CAMBRIDGE, Mass. – Harvard professor Avi Loeb believes he may have found fragments of alien technology from a meteor that touched down in Papua New Guinea waters in 2014.
Loeb and his team just returned the materials to Harvard for analysis. The US Space Command can confirm with almost 99.999% certainty that it comes from another solar system. The government gave Loeb a 10 km (6.2 mi) radius around where it might have landed.
“That’s where the fireball happened, and the government found out from the Department of Defense. It’s a really big area the size of Boston, so we wanted to pin it down,” Loeb said, “We calculated the distance of the fireball based on the time delay between the arrival of the blast wave, the bang of the explosion, and the light arriving quickly.”
Their calculations allowed them to map out a potential path of the meteor. Those calculations happened to cut a path right through the projected 10 km range that came from the US government. Loeb and his crew took a boat called the Silver Star. The ship took numerous passes along and around the projected path. The researchers combed the ocean floor by attaching a sled full of magnets to their boat.
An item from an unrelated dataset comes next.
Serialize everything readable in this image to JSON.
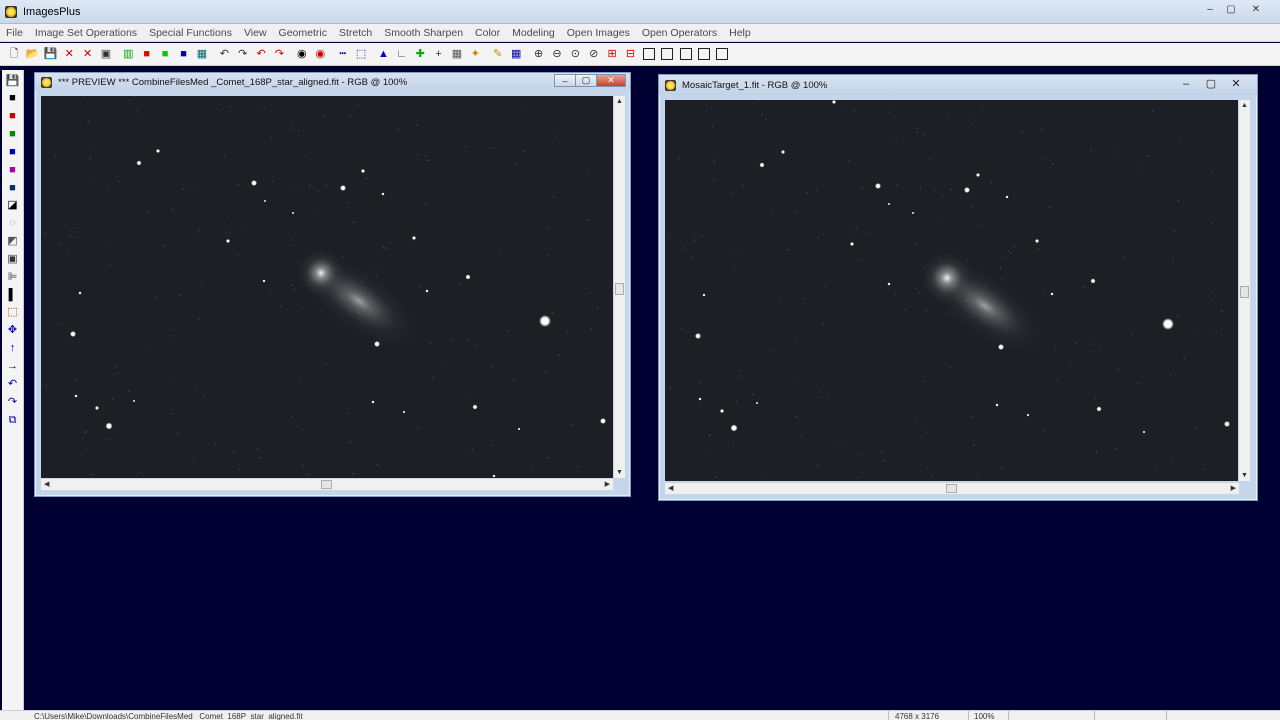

“We found ten spheres. These are almost perfect spheres or metal marbles. When you look at them through a microscope, they look very different from the background,” Loeb explains. “They are gold, blue, brown and some of them look like a miniature of the Earth.”
Their compositional analysis showed that the spheres are made of 84% iron, 8% silicon, 4% magnesium and 2% titanium, plus trace elements. They are submillimetre in size. The crew found a total of 50.
“It has a material strength stronger than any space rock previously seen and cataloged by NASA,” Loeb added, “We calculated its speed outside the solar system. It was 60 km per second, which is faster than 95% of all stars near the Sun. The fact that it was made of materials stronger than even iron meteorites, and moves faster than 95% of all stars near the Sun, suggested that it might be a spacecraft of a could be another civilization, or a technological gadget.”
He compares the situation to each of the Voyager spacecraft launched by NASA.
“They will leave the solar system in 10,000 years. Imagine them colliding with another planet, a billion years away. They would appear as a meteor with a faster-than-normal composition,” explains Loeb.
The research and analysis is just beginning at Harvard. Loeb tries to understand whether the spheres are artificial or natural. If they are natural, it will give researchers insight into what materials may exist outside our solar system. If it’s artificial, then the questions really start.
“It will take us tens of thousands of years to leave our solar system with our current spacecraft to another star. This material has spent that time getting to us, but it’s already there,” Loeb smiled, “We just need to get our backyard to see if we have packages from an interstellar Amazon that takes billions of years to travel.”
He still has more debris to examine and hours of unseen footage from the camera attached to their sled. He believes there’s a chance the scoops are little breadcrumbs for a bigger find.
“They also help us locate any large chunk of the meteor that we might find on a future expedition,” details Loeb, “We hope to find a large chunk of this object that survived the impact, because then we can see whether it’s a rock or a technological gadget.”